Thursday June 11th 2020


  • Frits Spieksma – Eindhoven University of Technology
  • Dick den Hertog – Tilburg University

Robust Optimization (RO) aims to generate solutions to optimization problems that are good for a wide range of realizations of parameter values. On one hand, RO has proven to be a very fruitful methodology allowing to protect a decision maker against uncertainty. On the other hand, there are still many fields where the use of advanced RO techniques may have a positive impact on the stability of solutions used. In this track, different aspects of Robust Optimization, both theoretical and applied, will be discussed; we trust that ensuing discussion will further advance the field, and hope to meet you at the symposium!


Dimitris Bertsimas, Massachusetts Institute of Technology

Title: t.b.a

Abstract: t.b.a.

Bart Smeulders, Eindhoven University of Technology

Handling uncertainty in Kidney Exchange Problems

Mathematical optimization techniques have established themselves as an important and indispensable tool in guiding decisions in kidney exchange programs. Current formulations and implementations can easily handle deterministic instances of even the largest KEPs. However, there are many sources of uncertainty in kidney exchange. These range from withdrawal of donors to medical incompatibilities revealed after matching and even scheduling conflicts between transplant centres. As a result, a large number of potential transplants identified in the matching fail. For example, in the NHS Living Kidney Sharing Scheme, 30% of identified matches did not proceed to transplant between 2013-2017. The American UNOS program at one point saw a 93% failure rate.

Recent research has focused on handling match failures in kidney exchange. A variety of recourse options, some of which are employed by functioning kidney exchanges, are being studied. In this talk, we look at some of the computational challenges encountered when incorporating uncertainty into kidney exchange.

Sebastian Stiller, TU Braunschweig

Robust Optimization: From timetables to machine learning

Abstract: Robust optimization is an approach to stochastic optimization without stochasticity. In this talk we will take a tour through the development of robust optimization from its basic ideas and results over the challenges and solutions in two-stage robustness until recent results showing the advantages of using robust optimization for reliable machine learning and explainable AI.

Aurélie C. Thiele, Southern Methodist University

Robust optimization with societal applications 

Abstract: I will present both strategic and tactical decision making models under high uncertainty with a focus on the sequential optimization problems that arise in societal applications such as wildfire management. 2018 was the costliest wildfire season on record in the United States, with 2017 being the second costliest, which suggests the need for novel, more effective models of resource allocation.

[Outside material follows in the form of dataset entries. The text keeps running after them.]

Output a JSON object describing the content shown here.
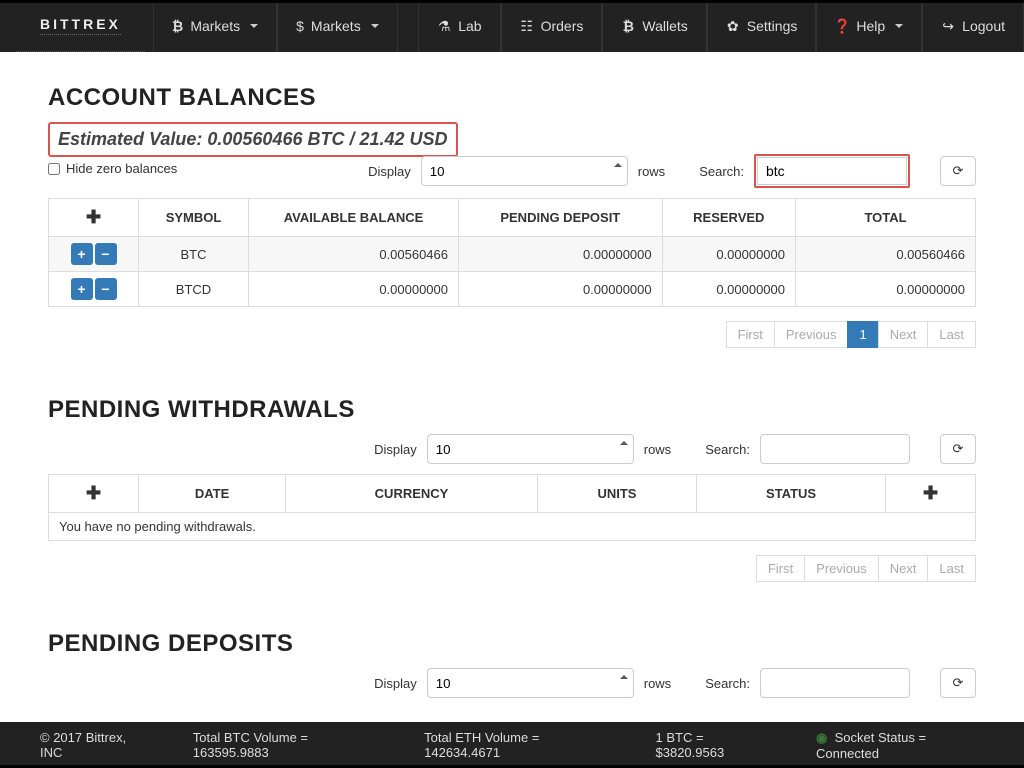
{
  "nav": {
    "brand": "BITTREX",
    "bmarkets": "₿ Markets",
    "dmarkets": "$ Markets",
    "lab": "Lab",
    "orders": "Orders",
    "wallets": "Wallets",
    "settings": "Settings",
    "help": "Help",
    "logout": "Logout"
  },
  "balances": {
    "title": "ACCOUNT BALANCES",
    "estimated": "Estimated Value: 0.00560466 BTC / 21.42 USD",
    "hidezero": "Hide zero balances",
    "display_label": "Display",
    "display_value": "10",
    "rows_label": "rows",
    "search_label": "Search:",
    "search_value": "btc",
    "headers": {
      "plus": "✚",
      "symbol": "SYMBOL",
      "avail": "AVAILABLE BALANCE",
      "pending": "PENDING DEPOSIT",
      "reserved": "RESERVED",
      "total": "TOTAL"
    },
    "rows": [
      {
        "symbol": "BTC",
        "avail": "0.00560466",
        "pending": "0.00000000",
        "reserved": "0.00000000",
        "total": "0.00560466"
      },
      {
        "symbol": "BTCD",
        "avail": "0.00000000",
        "pending": "0.00000000",
        "reserved": "0.00000000",
        "total": "0.00000000"
      }
    ],
    "pager": {
      "first": "First",
      "prev": "Previous",
      "page": "1",
      "next": "Next",
      "last": "Last"
    }
  },
  "withdrawals": {
    "title": "PENDING WITHDRAWALS",
    "display_label": "Display",
    "display_value": "10",
    "rows_label": "rows",
    "search_label": "Search:",
    "search_value": "",
    "headers": {
      "plus": "✚",
      "date": "DATE",
      "currency": "CURRENCY",
      "units": "UNITS",
      "status": "STATUS",
      "plus2": "✚"
    },
    "empty": "You have no pending withdrawals.",
    "pager": {
      "first": "First",
      "prev": "Previous",
      "next": "Next",
      "last": "Last"
    }
  },
  "deposits": {
    "title": "PENDING DEPOSITS",
    "display_label": "Display",
    "display_value": "10",
    "rows_label": "rows",
    "search_label": "Search:",
    "search_value": ""
  },
  "footer": {
    "copyright": "© 2017 Bittrex, INC",
    "btcvol": "Total BTC Volume = 163595.9883",
    "ethvol": "Total ETH Volume = 142634.4671",
    "rate": "1 BTC = $3820.9563",
    "socket": "Socket Status = Connected"
  }
}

The uncertainty is on fire occurrence and fire growth characteristics, which depend on exogenous resources such as weather conditions as well as exogenous resources used to mitigate or suppress the fire. Strategic decisions include resource allocation and deployment and location set covering problems.  Tactical decisions include resource re-allocation due to fluctuating fire load from initial attach dispatching to extended attack management. We will show how adaptive and adjustable robust optimization models can provide insightful solutions in problem settings that are difficult to solve with the traditional method of stochastic programming. The robust solutions perform well in simulations and are easy to explain to firefighting personnel. Time permitting we will discuss the extent of which this framework can be extended to health epidemics.   

Wolfram Wiesemann, Imperial College London

Distributionally Robust Vehicle Routing

Abstract: We study variants of the capacitated vehicle routing problem (CVRP), which asks for the cost-optimal delivery of a single product to geographically dispersed customers through a fleet of capacity-constrained vehicles. Contrary to the classical CVRP, which assumes that the customer demands are deterministic, we model the demands as a random vector whose distribution is only known to belong to an ambiguity set. We then seek to determine delivery schedules that faithfully account for the risk and uncertainty preferences of the decision maker. We argue that the emerging distributionally robust CVRPs can be solved efficiently with standard branch-and-cut algorithms under suitable conditions. Our numerical results indicate that the distributionally robust CVRP has favorable scaling properties and can often be solved in runtimes comparable to those of the deterministic CVRP.